We had an absolutely wonderful time! Dino and J get along well. We've spent time together before as friends, so Dino didn't think anything different about it. The hayride was great, and even if the witch's jokes were corny. J actually thought the one was really funny and he and Dino laughed about it the rest of the night. That was priceless. We then roasted marshmellows at the bonfire and sipped apple cider. Dino wanted to play on the playground, so we went there next. While there, J casually took my hand. You know what? It was totally natural and it just felt right. Weird, huh?

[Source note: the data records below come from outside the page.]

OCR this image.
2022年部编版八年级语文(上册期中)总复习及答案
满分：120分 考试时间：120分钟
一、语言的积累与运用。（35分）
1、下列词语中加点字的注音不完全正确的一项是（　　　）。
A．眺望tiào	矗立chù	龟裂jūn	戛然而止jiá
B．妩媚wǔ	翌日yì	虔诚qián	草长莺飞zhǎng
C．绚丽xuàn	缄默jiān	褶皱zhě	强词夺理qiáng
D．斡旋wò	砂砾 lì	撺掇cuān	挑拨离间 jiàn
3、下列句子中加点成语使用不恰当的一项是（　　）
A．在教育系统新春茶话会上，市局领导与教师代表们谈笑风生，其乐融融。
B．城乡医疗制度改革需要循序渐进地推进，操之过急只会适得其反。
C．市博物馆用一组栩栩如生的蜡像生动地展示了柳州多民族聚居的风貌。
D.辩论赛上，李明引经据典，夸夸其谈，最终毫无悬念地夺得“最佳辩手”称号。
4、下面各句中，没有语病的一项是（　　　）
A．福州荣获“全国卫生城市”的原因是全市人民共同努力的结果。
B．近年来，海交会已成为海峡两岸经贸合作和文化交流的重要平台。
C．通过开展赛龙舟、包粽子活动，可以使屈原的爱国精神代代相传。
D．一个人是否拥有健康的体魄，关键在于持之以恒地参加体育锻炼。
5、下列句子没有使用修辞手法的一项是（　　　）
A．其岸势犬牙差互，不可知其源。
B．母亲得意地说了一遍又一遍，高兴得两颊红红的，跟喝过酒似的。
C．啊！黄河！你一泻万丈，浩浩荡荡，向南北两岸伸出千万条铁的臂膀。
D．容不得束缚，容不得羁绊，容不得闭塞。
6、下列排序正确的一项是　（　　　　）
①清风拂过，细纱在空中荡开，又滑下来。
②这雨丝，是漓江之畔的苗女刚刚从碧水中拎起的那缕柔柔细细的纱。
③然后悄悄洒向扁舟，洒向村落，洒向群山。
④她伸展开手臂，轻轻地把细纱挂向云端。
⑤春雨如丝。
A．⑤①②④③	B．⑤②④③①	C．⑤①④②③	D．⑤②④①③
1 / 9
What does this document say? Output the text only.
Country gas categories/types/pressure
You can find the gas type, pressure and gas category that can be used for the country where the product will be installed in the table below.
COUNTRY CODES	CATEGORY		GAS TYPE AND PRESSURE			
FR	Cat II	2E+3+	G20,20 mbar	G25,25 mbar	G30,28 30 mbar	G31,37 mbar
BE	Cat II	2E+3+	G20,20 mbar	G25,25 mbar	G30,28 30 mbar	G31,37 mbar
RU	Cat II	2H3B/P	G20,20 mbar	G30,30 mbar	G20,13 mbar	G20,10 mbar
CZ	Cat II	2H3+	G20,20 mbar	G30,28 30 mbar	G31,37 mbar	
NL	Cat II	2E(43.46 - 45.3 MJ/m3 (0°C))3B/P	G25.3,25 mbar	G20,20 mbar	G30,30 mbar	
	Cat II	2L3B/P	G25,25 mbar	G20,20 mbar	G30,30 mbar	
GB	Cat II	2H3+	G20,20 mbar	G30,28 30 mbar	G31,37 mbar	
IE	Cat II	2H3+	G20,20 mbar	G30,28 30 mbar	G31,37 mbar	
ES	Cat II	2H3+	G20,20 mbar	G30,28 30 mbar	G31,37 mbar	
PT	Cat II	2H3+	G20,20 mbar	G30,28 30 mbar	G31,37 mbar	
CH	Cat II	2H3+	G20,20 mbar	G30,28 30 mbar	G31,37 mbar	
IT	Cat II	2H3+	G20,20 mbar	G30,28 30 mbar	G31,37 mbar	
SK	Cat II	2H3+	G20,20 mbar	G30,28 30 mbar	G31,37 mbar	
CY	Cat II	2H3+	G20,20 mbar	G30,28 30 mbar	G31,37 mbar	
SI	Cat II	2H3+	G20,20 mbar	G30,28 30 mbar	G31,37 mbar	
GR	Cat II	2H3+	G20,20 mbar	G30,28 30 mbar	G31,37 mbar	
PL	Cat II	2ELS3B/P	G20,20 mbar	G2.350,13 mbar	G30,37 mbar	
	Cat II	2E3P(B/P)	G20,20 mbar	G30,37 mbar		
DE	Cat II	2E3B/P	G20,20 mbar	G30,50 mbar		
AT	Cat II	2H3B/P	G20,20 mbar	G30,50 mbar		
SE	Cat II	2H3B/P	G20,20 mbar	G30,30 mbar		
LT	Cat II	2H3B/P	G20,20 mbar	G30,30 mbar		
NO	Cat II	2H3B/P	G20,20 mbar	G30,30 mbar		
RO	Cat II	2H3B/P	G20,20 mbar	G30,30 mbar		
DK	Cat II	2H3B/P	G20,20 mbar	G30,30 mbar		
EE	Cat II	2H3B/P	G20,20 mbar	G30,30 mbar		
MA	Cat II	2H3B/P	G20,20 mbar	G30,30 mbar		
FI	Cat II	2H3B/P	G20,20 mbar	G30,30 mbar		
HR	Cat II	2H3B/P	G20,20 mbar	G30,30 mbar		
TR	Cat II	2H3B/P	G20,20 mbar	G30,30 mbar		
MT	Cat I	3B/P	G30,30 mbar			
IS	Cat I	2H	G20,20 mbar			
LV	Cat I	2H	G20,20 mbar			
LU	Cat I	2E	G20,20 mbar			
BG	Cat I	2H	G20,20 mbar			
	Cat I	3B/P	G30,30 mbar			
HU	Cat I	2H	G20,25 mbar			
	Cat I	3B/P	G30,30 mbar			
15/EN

We then picked pumpkins and went home to have dessert. It was a great night. Dino went to bed around 9, and J and I stayed up late talking, holding hands, and, yes, we kissed. Again, it felt natural. And there is some sort of spark there. It totally took me by surprise. I wasn't expecting to feel like this.
By the time Sunday rolled around, I was really feeling good about the "date". Unfortunately, it was not meant to be a regular date. We ended up staying in and watching the Star Wars episode of Family Guy (which as a Geek, I am ashamed to admit I had not seen before). I laughed so hard I cried! We ordered out and just sat again, holding hands, joking, talking, and snuggling. It was a great night. I found that he is really smart - and really sharp with his wit. This one is going to keep me on my toes! We agreed that we were going to take things slow, and just let them develop naturally. As he was leaving, he joked "So how do you feel about HKG now?" to which I replied, "Who?" And we laughed.
So, there you have it. This could be the beginning of a great relationship, or it could be just a good diversion for us both now. I am not treating this relationship as I have the few others in my past. Back then, all my hopes were tied to the match working out. I would expend all this energy at one time and basically push the guy too fast and furious to jump through all the stages of the relationship as quickly as possible. Not this time. I learned. And, I want to enjoy this as much as I can.
So here is two days worth of positive thoughts:
1. Don't let inhibitions hold you back from trying something new.
2. Happiness could be just around the corner. Walk around that corner and take a look.
Ok, off to bed. My cerebral cortex is no longer connected to my spine.